The data needs to have either been obtained directly from the users complying
with laws regarding PII or you need to have all necessary rights to use the
data (if obtained from a third party)

Names are definitely PII. In this case Facebook will probably turn a blind
eye, but if stuff like this became widespread it would only lead to harder
restrictions into who can advertise in fb (right now, anyone with a fb account
can just add a funding source and start buying ads)

I mean, people being able to advertise DIRECTLY to you in Facebook with
absolutely no regard to privacy laws is a scary thought.

------
wf
This is interesting and novel but, if everyone did this it obviously wouldn't
continue to work. Also, "For about $30, 50 Google employees were willing to
consider me as a candidate." That's pretty fluffy. For $30 50 Google employees
clicked on your website; I doubt many of them were in a position to or would
want to recommend a stranger to be hired because of that.

------
groby_b
So, let me get this straight - he tried Google with no follow up and then a
tiny startup where he indeed got an interview.

How does that in any way mean that "It’s a proven strategy to get C-level
attention at virtually any company"?

------
belluchan
I don't want a "job". I want to make awesome stuff that works well and solves
hard or interesting problems.
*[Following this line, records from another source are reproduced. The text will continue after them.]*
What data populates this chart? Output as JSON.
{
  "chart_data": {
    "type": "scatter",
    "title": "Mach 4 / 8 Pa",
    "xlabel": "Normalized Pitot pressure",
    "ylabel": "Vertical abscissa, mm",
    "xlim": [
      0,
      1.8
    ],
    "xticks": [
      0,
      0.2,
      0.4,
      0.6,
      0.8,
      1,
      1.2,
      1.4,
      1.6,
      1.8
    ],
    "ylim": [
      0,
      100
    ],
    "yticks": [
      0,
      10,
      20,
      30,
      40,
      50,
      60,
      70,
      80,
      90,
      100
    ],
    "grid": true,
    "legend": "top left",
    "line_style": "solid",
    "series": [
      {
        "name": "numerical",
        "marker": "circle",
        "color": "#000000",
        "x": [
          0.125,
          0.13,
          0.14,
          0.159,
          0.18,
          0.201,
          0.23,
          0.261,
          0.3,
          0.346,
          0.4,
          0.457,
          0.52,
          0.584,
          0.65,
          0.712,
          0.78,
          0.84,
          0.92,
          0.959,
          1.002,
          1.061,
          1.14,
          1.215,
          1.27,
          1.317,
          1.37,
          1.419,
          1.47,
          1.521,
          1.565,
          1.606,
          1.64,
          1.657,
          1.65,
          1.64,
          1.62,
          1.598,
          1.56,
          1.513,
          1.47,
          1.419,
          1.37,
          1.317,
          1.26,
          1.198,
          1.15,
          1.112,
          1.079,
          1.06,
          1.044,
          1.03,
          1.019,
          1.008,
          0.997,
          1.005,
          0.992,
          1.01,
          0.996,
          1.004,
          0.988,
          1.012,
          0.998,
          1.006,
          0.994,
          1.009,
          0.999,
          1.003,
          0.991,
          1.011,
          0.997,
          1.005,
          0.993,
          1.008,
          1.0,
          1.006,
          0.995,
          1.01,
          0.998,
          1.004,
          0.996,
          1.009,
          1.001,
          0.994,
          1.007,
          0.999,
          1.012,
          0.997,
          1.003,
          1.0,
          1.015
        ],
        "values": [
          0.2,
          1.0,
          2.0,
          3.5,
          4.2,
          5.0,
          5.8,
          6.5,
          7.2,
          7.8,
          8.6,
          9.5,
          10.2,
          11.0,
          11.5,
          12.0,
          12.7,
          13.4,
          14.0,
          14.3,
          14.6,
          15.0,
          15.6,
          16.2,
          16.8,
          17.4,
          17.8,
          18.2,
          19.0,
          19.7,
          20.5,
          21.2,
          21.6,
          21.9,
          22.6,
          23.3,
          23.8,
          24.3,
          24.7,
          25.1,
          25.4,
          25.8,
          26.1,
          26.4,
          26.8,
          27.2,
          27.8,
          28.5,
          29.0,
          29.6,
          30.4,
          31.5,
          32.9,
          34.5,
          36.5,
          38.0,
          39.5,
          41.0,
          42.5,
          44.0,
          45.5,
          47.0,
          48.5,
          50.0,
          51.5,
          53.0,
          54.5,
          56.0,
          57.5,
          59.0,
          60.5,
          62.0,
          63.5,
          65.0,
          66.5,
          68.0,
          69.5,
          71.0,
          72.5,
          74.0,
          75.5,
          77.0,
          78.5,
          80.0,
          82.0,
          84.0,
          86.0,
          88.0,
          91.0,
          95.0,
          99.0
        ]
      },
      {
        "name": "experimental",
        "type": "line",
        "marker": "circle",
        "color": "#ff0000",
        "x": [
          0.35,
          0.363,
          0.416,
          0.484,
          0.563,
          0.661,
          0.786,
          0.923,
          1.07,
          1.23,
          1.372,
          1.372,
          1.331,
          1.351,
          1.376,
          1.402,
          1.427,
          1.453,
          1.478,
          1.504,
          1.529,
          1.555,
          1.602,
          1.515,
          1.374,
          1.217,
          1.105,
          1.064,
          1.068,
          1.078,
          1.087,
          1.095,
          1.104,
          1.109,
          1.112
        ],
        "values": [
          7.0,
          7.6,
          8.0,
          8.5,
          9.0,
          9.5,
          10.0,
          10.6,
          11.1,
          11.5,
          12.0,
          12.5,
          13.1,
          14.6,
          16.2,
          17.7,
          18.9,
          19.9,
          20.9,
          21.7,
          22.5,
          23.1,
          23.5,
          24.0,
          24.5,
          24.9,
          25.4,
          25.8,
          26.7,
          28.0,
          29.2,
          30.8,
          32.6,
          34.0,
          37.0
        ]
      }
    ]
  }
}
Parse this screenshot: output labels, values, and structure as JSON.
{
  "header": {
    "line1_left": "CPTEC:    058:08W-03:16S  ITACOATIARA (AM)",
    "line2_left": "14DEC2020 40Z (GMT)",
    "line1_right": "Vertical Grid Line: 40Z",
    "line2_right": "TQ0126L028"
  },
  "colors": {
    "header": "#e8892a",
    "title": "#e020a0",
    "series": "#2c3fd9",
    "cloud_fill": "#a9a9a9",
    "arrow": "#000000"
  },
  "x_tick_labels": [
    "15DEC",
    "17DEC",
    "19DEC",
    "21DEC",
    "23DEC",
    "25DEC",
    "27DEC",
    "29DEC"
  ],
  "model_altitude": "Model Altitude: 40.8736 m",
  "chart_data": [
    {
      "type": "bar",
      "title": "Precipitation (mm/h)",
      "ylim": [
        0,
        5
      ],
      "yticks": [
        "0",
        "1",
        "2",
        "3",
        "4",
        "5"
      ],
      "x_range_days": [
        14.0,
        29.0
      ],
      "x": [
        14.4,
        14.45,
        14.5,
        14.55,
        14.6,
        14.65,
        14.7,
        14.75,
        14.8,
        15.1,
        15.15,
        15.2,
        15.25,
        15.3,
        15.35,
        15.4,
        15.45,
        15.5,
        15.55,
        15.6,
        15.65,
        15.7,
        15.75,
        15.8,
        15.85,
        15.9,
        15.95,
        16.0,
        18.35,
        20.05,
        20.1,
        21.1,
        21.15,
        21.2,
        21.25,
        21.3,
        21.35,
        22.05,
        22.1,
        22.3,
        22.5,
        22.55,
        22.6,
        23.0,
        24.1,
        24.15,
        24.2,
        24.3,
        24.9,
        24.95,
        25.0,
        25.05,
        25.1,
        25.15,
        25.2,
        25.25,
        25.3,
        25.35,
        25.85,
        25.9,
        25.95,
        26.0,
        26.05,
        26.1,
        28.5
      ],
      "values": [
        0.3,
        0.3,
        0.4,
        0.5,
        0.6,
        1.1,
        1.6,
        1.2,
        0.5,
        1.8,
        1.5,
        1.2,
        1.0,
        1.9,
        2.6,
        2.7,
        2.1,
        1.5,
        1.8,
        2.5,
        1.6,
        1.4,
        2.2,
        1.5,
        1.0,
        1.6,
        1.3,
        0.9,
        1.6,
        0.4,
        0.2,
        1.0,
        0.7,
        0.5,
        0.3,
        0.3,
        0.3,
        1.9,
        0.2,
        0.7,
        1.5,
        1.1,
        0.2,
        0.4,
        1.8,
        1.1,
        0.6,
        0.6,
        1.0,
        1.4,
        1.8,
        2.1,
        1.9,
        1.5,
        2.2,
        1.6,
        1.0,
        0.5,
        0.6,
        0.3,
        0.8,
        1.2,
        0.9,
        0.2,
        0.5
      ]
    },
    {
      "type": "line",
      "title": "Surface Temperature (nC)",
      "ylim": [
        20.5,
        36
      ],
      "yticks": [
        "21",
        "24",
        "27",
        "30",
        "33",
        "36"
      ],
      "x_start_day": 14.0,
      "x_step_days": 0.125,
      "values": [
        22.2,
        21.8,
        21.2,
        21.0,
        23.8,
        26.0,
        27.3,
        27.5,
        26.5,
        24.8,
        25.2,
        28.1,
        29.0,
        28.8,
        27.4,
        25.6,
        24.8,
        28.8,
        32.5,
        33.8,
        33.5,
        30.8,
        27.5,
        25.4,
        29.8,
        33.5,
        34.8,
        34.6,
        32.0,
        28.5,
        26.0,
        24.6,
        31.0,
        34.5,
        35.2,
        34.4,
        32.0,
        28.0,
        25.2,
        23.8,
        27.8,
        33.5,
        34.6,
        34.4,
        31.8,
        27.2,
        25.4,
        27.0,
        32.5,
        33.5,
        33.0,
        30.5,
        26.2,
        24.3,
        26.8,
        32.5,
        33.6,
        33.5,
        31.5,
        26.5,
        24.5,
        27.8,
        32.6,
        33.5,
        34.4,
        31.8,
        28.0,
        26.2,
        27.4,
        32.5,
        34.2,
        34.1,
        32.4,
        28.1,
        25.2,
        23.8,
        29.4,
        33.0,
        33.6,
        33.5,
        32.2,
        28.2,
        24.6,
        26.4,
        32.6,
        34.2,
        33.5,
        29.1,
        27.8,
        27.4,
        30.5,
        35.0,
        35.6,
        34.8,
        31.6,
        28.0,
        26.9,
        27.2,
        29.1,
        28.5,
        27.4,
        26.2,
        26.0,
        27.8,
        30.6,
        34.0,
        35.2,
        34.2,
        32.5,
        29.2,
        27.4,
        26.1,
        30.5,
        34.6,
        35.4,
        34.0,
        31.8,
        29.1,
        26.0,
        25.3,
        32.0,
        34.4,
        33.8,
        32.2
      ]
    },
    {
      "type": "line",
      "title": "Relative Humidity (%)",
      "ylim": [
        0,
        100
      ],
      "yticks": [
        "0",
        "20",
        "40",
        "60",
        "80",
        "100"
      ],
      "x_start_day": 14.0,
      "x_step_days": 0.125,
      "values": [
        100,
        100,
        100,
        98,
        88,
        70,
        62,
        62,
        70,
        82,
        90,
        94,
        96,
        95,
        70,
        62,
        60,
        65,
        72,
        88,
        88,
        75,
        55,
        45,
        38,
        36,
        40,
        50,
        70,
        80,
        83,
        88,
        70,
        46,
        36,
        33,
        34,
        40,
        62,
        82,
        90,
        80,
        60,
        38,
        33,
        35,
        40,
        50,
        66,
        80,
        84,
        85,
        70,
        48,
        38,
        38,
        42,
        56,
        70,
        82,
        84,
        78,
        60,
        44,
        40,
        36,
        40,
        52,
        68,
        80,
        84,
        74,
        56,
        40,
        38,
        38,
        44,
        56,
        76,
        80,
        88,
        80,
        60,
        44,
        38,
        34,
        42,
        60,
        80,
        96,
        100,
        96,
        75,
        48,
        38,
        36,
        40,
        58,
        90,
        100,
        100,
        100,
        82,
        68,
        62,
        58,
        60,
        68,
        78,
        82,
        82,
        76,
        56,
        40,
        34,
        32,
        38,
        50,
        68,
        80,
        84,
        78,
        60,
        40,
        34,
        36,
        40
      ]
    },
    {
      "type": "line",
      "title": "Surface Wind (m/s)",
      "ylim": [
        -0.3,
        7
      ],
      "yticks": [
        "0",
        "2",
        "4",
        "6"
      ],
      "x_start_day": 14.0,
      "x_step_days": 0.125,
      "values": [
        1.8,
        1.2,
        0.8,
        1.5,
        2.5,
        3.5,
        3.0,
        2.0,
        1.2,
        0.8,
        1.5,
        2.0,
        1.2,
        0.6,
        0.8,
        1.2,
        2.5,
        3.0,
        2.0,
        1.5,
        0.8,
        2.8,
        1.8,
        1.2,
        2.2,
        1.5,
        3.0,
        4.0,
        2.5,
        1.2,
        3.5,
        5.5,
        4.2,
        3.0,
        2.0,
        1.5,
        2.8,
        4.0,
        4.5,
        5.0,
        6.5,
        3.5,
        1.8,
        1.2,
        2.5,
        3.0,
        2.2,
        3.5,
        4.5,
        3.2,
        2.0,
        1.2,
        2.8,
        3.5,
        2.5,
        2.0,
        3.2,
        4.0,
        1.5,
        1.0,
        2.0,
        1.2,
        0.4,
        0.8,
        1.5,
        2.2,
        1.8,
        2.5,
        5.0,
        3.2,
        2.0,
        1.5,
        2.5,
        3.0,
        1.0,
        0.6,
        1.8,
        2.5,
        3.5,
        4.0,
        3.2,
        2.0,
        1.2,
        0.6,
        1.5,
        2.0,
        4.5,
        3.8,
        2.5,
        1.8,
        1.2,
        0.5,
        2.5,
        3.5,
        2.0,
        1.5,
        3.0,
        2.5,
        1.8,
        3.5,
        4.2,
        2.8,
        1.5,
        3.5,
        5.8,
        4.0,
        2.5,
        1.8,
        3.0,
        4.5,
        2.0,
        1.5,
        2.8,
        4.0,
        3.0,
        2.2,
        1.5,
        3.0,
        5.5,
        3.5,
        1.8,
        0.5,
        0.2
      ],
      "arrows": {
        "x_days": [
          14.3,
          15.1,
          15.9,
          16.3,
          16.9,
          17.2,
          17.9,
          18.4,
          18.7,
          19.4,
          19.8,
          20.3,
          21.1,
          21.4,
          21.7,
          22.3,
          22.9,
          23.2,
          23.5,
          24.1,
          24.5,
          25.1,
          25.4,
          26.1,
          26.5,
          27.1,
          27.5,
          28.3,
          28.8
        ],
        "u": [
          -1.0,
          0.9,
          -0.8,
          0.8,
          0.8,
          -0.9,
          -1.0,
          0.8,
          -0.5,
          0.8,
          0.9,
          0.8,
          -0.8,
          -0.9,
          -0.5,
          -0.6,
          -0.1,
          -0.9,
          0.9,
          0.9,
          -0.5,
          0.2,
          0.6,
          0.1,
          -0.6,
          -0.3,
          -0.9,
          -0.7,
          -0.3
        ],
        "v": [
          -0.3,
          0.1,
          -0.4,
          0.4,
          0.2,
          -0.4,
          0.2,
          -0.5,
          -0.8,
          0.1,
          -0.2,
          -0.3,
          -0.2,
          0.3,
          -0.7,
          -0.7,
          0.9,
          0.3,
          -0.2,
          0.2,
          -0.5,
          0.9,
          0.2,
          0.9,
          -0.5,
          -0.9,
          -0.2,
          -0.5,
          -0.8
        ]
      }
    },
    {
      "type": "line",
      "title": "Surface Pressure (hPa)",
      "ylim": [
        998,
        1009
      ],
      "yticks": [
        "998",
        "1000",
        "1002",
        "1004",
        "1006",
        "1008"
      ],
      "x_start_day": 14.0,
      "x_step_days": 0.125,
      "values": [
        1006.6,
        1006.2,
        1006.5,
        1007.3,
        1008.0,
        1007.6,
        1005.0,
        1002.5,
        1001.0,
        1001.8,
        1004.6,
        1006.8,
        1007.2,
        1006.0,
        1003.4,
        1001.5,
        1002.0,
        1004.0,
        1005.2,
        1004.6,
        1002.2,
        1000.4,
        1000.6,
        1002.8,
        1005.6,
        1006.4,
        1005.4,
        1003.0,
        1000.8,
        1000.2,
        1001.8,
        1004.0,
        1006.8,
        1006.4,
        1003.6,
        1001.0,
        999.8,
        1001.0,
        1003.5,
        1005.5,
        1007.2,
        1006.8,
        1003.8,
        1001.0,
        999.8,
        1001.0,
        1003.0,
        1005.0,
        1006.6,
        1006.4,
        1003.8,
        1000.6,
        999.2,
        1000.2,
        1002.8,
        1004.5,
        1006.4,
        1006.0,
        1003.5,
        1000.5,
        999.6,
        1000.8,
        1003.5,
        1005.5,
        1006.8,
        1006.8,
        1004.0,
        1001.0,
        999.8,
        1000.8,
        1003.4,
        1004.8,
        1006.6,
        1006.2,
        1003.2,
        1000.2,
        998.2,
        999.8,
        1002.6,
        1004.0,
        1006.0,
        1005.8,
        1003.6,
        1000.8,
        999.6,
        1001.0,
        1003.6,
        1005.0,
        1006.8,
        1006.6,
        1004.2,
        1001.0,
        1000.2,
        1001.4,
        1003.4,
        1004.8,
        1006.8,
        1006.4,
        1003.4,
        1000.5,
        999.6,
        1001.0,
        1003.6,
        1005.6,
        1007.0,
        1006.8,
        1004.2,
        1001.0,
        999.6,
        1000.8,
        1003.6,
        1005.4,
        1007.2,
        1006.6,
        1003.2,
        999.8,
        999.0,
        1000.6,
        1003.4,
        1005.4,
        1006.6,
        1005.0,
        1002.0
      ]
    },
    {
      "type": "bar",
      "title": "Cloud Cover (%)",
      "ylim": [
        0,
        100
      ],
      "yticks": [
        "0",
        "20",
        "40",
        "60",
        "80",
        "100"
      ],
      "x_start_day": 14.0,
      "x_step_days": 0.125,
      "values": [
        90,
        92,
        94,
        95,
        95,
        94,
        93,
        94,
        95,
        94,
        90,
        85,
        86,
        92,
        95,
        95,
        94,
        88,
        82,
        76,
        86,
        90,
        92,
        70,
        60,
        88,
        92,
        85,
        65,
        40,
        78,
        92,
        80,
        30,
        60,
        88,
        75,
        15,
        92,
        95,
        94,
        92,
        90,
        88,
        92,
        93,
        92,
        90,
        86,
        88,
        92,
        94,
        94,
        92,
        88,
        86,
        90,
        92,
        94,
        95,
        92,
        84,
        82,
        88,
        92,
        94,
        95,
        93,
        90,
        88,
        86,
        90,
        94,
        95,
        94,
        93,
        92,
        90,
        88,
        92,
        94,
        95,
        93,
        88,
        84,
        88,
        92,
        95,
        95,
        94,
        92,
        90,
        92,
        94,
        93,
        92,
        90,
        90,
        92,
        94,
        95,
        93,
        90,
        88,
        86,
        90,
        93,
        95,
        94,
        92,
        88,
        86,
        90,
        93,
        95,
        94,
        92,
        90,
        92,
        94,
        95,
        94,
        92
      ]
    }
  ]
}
You can do that pretty much anywhere. If I get
paid for it, that's cool. That's the beauty of software, you can do this at
pretty much any kind of company as long as the people there are good and the
technology stack is pretty modern and there isn't too much technical debt.

------
ctruman
Cached Copy:
[http://webcache.googleusercontent.com/search?q=cache:http://...](http://webcache.googleusercontent.com/search?q=cache:http://blog.brazencareerist.com/2013/12/17/how-
to-use-facebook-ads-to-get-a-job-you-really-want/)

------
jsnk
Getting 404